Working on the books has also been a way to bond with her spouse, S.I. Rosenbaum, who is a longtime writer and editor and helped Riesman refine her drafts. Rosenbaum is also a pro wrestling enthusiast and has published articles about these niche athletes.

“She became my frontline editor,” Riesman says of her spouse, before quipping: “She gets 50% of the proceeds anyway, so why not?”

She met her spouse on Twitter and got married on Zoom

Riesman has a storied history of tweeting, and she originally met writer and artist Rosenbaum, 44, on the platform then known as Twitter.

“We were pals online,” Riesman remembers, before they met in real life.

Rosenbaum is a Boston native and former reporter for the Providence Journal.
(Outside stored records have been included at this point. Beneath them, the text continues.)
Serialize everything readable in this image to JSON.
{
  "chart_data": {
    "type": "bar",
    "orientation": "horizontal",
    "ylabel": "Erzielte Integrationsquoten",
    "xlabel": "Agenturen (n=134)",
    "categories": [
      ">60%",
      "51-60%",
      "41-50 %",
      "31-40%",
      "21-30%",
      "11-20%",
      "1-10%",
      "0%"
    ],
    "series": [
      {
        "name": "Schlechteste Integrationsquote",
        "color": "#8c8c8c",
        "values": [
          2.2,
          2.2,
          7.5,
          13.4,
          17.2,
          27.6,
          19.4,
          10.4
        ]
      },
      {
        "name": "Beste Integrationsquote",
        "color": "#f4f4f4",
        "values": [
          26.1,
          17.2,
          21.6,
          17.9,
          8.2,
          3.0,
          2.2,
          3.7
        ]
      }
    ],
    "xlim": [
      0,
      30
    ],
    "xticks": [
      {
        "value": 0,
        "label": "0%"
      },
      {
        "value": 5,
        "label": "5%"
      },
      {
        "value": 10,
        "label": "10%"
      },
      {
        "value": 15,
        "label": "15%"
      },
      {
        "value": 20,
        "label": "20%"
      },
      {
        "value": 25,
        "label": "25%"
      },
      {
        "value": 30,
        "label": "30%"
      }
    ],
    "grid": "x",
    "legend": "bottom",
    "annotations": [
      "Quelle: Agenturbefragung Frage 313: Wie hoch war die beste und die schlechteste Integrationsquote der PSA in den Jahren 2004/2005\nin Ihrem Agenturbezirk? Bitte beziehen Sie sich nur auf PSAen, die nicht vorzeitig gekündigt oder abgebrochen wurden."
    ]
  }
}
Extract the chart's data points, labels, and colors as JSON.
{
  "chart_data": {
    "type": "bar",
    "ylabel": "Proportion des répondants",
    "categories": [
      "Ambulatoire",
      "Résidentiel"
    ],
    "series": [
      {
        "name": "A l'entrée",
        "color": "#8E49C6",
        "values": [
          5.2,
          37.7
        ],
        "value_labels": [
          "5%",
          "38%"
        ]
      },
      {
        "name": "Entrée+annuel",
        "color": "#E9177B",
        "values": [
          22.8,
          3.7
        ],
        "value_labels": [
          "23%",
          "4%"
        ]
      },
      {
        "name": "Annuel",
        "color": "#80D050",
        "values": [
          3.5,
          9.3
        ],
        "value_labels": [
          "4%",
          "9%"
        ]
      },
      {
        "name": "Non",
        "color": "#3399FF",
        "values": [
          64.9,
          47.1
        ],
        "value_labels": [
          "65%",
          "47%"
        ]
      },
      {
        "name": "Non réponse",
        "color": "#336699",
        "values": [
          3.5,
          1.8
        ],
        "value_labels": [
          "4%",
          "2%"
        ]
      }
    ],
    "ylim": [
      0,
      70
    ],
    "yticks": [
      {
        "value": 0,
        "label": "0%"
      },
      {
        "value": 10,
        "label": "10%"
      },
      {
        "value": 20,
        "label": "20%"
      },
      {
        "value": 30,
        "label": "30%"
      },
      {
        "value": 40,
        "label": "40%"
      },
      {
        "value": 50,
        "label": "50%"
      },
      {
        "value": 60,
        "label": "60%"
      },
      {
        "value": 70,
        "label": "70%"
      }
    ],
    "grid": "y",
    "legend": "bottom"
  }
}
In early 2019, their friendship became a courtship. When COVID descended, they moved into Riesman’s small apartment in Brooklyn, New York, and decided to marry in a virtual ceremony in May 2020.

Coming to Providence was a COVID move

Riesman and Rosenbaum had both lived in New York City for years, but between the pandemic and ever-more-violent street protests, they decided to resettle somewhere calmer. They considered Boston, but it was too expensive, and Chicago, which would require COVID-risky flights.

“We have to go somewhere we can drive, and that’s somewhere affordable, and has family,” Riesman recalls thinking in 2020. “Providence was the only candidate that made sense.”

She won’t write a book about herself – yet

“Autobiography is fiction,” she says. “It would have to be a novel. I would want to do it late in life, because I know way too many people who have written memoirs in their thirties or forties and don’t have perspective on their lives yet. But I do think about it a lot.”